Servier has entered into an agreement with Kaerus Bioscience, a UK-based biotechnology company co-founded by Medicxi, to acquire KER-0193, a potential treatment for Fragile X syndrome (FXS). Financial details include an upfront payment, with development and commercial earn-outs that could bring the total value of the deal to $450 million.

Enlaza Therapeutics Inc and Vertex Pharmaceuticals Inc agreed to collaborate on drug discovery aimed at creating small format drug conjugates and T cell engagers to treat certain autoimmune diseases and to improve conditioning in sickle cell disease and beta-thalassemia. Enlaza will receive $45 million in an upfront payment and equity investment. Vertex will work with Enlaza’s covalent biologics platform, called War-Lock, which uses proprietary non-natural amino acids to precision-engineer biologic medicines, resulting in an expanded therapeutic window. 

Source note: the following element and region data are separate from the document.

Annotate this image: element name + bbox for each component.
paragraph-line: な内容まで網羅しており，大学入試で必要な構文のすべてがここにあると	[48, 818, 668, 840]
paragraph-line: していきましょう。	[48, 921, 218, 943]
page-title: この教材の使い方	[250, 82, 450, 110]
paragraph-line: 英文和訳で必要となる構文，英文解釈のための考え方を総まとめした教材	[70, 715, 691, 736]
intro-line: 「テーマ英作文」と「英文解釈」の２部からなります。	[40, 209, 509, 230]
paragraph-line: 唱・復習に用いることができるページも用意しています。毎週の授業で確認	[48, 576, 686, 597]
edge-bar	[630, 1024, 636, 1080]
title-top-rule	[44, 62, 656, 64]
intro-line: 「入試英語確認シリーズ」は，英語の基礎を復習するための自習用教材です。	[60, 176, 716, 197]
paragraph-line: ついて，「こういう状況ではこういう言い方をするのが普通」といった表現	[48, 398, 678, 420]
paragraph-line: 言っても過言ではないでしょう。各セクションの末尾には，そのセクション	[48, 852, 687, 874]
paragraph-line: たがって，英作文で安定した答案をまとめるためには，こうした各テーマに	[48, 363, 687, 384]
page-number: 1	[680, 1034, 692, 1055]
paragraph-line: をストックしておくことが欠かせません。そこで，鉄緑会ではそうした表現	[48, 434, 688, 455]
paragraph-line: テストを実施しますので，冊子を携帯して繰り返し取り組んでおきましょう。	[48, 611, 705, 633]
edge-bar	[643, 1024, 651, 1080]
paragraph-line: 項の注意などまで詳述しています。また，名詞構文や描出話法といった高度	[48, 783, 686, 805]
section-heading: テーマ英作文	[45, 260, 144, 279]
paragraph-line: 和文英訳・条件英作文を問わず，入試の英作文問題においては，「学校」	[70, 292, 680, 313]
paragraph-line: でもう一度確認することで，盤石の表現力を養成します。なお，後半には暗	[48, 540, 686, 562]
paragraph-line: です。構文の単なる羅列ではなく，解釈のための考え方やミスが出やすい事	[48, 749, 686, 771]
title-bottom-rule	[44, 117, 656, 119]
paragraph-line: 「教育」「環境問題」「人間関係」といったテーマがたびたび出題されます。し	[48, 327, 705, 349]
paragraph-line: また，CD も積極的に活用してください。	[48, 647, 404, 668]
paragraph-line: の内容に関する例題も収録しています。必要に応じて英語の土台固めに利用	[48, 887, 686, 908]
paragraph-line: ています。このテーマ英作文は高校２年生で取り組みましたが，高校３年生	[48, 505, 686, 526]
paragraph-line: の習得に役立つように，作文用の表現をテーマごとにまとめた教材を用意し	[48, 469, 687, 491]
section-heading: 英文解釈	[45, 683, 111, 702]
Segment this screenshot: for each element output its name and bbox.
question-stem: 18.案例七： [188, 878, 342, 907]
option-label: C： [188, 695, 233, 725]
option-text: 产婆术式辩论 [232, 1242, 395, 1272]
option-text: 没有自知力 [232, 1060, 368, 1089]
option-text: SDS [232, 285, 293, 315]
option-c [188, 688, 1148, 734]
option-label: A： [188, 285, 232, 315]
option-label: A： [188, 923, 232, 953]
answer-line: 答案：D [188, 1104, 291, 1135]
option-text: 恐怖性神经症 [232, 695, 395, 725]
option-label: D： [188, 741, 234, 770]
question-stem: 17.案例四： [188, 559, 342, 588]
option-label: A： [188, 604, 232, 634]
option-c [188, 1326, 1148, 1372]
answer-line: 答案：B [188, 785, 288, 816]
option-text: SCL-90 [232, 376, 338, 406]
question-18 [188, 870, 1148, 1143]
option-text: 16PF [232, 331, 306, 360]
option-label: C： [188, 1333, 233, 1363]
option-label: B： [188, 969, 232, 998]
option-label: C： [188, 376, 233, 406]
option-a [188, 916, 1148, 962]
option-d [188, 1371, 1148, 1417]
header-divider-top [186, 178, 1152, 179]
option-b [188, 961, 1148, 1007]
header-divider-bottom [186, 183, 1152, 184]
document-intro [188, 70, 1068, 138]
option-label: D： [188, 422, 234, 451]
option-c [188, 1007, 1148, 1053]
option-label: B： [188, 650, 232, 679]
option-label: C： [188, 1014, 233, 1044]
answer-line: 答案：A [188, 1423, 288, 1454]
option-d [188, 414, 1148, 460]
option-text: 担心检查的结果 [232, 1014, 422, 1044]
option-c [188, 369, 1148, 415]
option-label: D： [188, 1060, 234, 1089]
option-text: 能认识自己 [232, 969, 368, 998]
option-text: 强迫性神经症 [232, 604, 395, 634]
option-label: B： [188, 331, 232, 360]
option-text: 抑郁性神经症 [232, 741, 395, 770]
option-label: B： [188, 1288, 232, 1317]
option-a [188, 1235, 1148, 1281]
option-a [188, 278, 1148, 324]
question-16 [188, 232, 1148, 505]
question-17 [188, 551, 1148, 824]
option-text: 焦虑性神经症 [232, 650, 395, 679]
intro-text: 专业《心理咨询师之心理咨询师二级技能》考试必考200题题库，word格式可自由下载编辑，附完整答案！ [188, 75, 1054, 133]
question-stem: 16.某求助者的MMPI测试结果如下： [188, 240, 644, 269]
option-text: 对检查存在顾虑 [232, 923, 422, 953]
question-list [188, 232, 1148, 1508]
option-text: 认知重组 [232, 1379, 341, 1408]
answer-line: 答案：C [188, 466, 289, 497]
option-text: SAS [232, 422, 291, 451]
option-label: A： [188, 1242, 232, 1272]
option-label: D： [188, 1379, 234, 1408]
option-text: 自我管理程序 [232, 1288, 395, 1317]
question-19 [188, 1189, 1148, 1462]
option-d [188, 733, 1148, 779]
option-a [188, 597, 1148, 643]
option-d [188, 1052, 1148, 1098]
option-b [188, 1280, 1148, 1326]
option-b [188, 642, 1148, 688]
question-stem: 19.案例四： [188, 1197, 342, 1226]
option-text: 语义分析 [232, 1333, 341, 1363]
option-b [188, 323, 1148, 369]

Replicate Bioscience has entered into a multi-year research collaboration with Novo Nordisk A/S to develop self-replicating RNA (srRNA) therapies for obesity, type 2 diabetes and other cardiometabolic diseases. The deal combines Novo Nordisk’s expertise in metabolic disorders with Replicate’s proprietary srRNA platform, designed to enable scalable and durable protein expression.

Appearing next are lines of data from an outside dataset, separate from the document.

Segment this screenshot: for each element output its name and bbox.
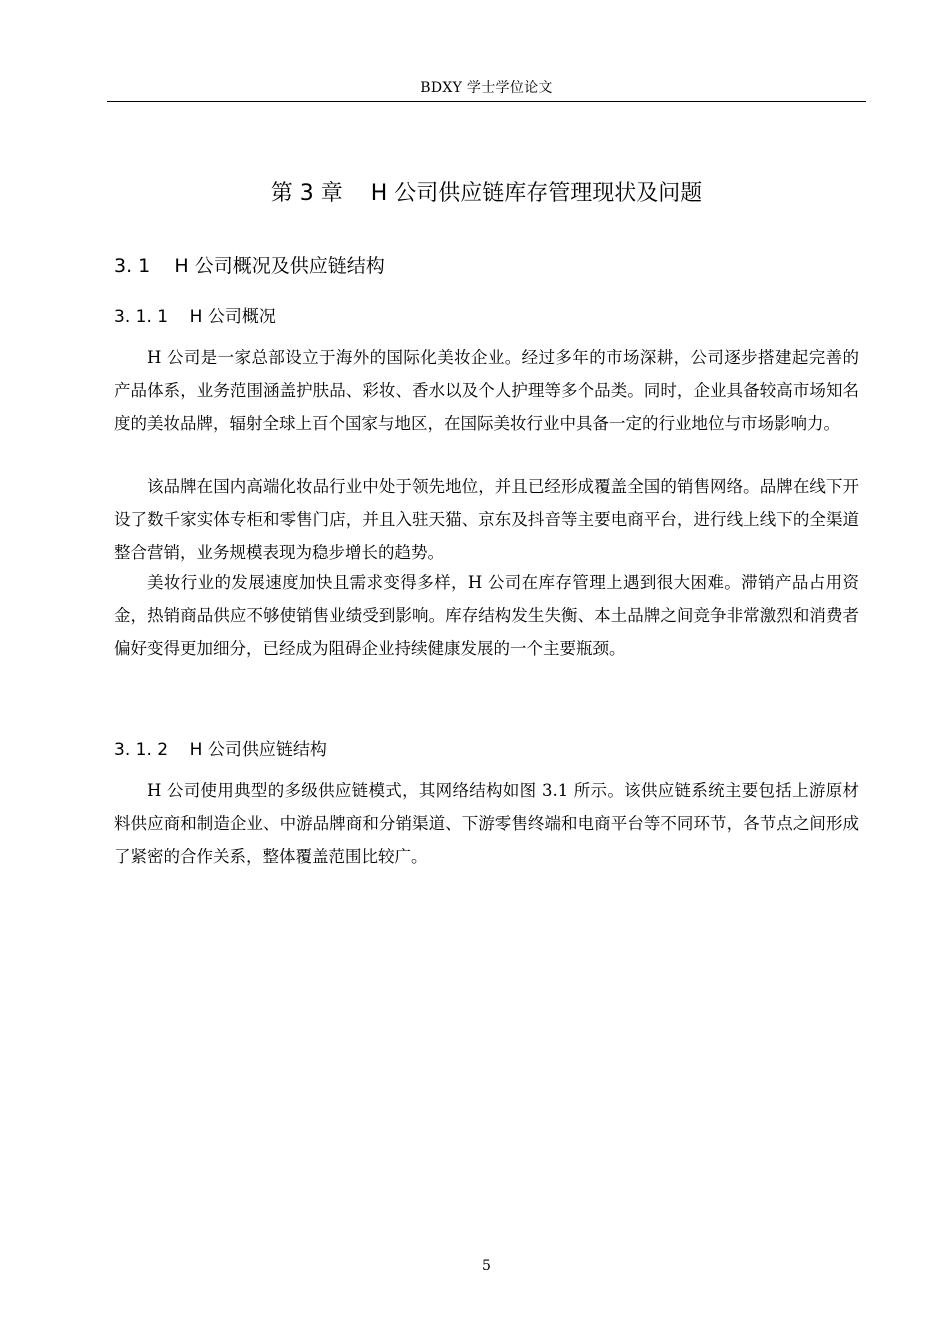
paragraph-supply-chain-structure: H 公司使用典型的多级供应链模式，其网络结构如图 3.1 所示。该供应链系统主要包括上游原材料供应商和制造企业、中游品牌商和分销渠道、下游零售终端和电商平台等不同环节，各节点之间形成了紧密的合作关系，整体覆盖范围比较广。 (114, 781, 859, 866)
chapter-title: 第 3 章 H 公司供应链库存管理现状及问题 (270, 181, 703, 206)
section-heading-3-1: 3. 1 H 公司概况及供应链结构 (114, 255, 385, 277)
header-rule (107, 101, 866, 102)
paragraph-inventory-challenges: 美妆行业的发展速度加快且需求变得多样，H 公司在库存管理上遇到很大困难。滞销产品占用资金，热销商品供应不够使销售业绩受到影响。库存结构发生失衡、本土品牌之间竞争非常激烈和消费者偏好变得更加细分，已经成为阻碍企业持续健康发展的一个主要瓶颈。 (114, 573, 859, 658)
paragraph-domestic-market: 该品牌在国内高端化妆品行业中处于领先地位，并且已经形成覆盖全国的销售网络。品牌在线下开设了数千家实体专柜和零售门店，并且入驻天猫、京东及抖音等主要电商平台，进行线上线下的全渠道整合营销，业务规模表现为稳步增长的趋势。 (114, 477, 859, 562)
paragraph-company-overview: H 公司是一家总部设立于海外的国际化美妆企业。经过多年的市场深耕，公司逐步搭建起完善的产品体系，业务范围涵盖护肤品、彩妆、香水以及个人护理等多个品类。同时，企业具备较高市场知名度的美妆品牌，辐射全球上百个国家与地区，在国际美妆行业中具备一定的行业地位与市场影响力。 (114, 348, 859, 433)
page-number: 5 (482, 1258, 491, 1274)
running-header: BDXY 学士学位论文 (420, 80, 553, 96)
subsection-heading-3-1-2: 3. 1. 2 H 公司供应链结构 (114, 740, 327, 760)
subsection-heading-3-1-1: 3. 1. 1 H 公司概况 (114, 307, 276, 327)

A gene therapy being developed by Beacon Therapeutics Holdings Ltd to treat X-linked retinitis pigmentosa has shown progress in two ongoing Phase 2 trials, SKYLINE and DAWN. The product, laru-zova, was generally well tolerated by participants evaluated in the 36-month SKYLINE trial and by participants in the nine months DAWN trial, showing improvements across key measures of visual function, including low luminance visual acuity and microperimetry.